Using laser pulses with 150 fs duration to probe changes in the material properties induced by a high-energy pump pulse, the technique uses a CCD camera to capture in-line holograms that are numerically reconstructed to produce 3-D images. Dramatic differences in femtosecond pulse propagation were observed depending on the nonlinear properties of the different media investigated, which included water, air, and carbon disulfide (CS₂). By reconstructing the light field at different axial positions, 3-D information was obtained. Additionally, a time sequence of four holograms was captured with a single laser shot. The phase information recovered from the holograms allowed the researchers to identify nonlinear index changes (both positive and negative) in the surrounding media.

Positive and negative index changes

Positive index changes were attributed to the Kerr nonlinearity, an effect in which the change in index of refraction of the media is proportional to the intensity of the laser pulse. This Kerr effect acts as a self-induced lens, causing the beam to focus. If the pulse intensity exceeds a computed amount, filaments can be produced that ionize the surrounding medium. Negative index changes are attributed to plasma generation.

In the experimental setup, an 800 nm Ti:sapphire laser is used to generate an ultrafast event and record it. The laser pulses have a 150 fs pulse duration and 2 mJ maximum energy. The approximately Gaussian pulse with 5 mm full-width half-maximum diameter is split into two, with a major portion of the energy going into the pump beam. A delay line synchronizes the arrival of the pump and probe pulses, and the pump pulse is focused with an achromatic lens optimized for the different media used in the experiment. The probe pulse propagates in a direction perpendicular to the pump pulse and captures the interaction of the pump with the surrounding media. A CCD camera captures an in-line hologram of the image that is focused by additional lenses and numerically reconstructed to retrieve the phase and amplitude changes induced in the probe as it traverses the material. The 150 fs pulse duration is the limit of the temporal resolution of the system, while the numerical aperture of the hologram limits the spatial resolution of the system to 4 µm.

Because of strong nonlinearities in the focal region for the system, it is difficult to perform spatial filtering on the amplified femtosecond pulses. To combat the presence of spatial noise, the researchers first record an image of the probe pulse only (the pump pulse is blocked) and use it as a background that can be subtracted. The final hologram is therefore a cleaner image showing only the modulation due to the presence of the pump beam.

A series of equations were used to perform object reconstruction using the holographic data. To make sure that the phase information was correct, the researchers performed an additional experiment that favorably compared their holographic technique to an interferometric technique. Additional equations were used to recover the nonlinear index changes in the vicinity of the pump pulse using the phase information in the hologram. Comparisons of pulse propagation in air, water, and CS₂ produced unique results (see figure). For example, the femtosecond pulse ionizes the air and water medium, but does not ionize the surrounding CS₂ medium.
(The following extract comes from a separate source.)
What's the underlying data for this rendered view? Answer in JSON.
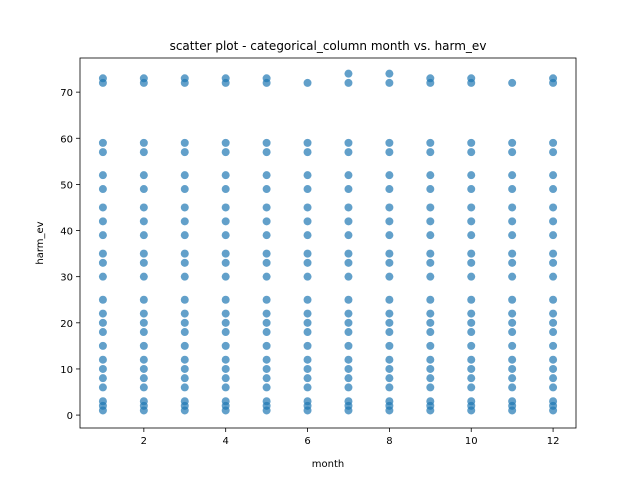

“Holography was critical in this experiment because we wanted to capture at the femtosecond scale simultaneously the amplitude and phase image that resulted from the optical nonlinearity,” said researcher Demetri Psaltis. “This method could be applied to many problems in ultrafast optics to visualize and understand the interaction of the light pulse with the medium,” added Martin Centurion, another researcher.

REFERENCES:

1. M. Centurion, Y. Pu, and D. Psaltis, J. Applied Physics 100, 063104 (2006).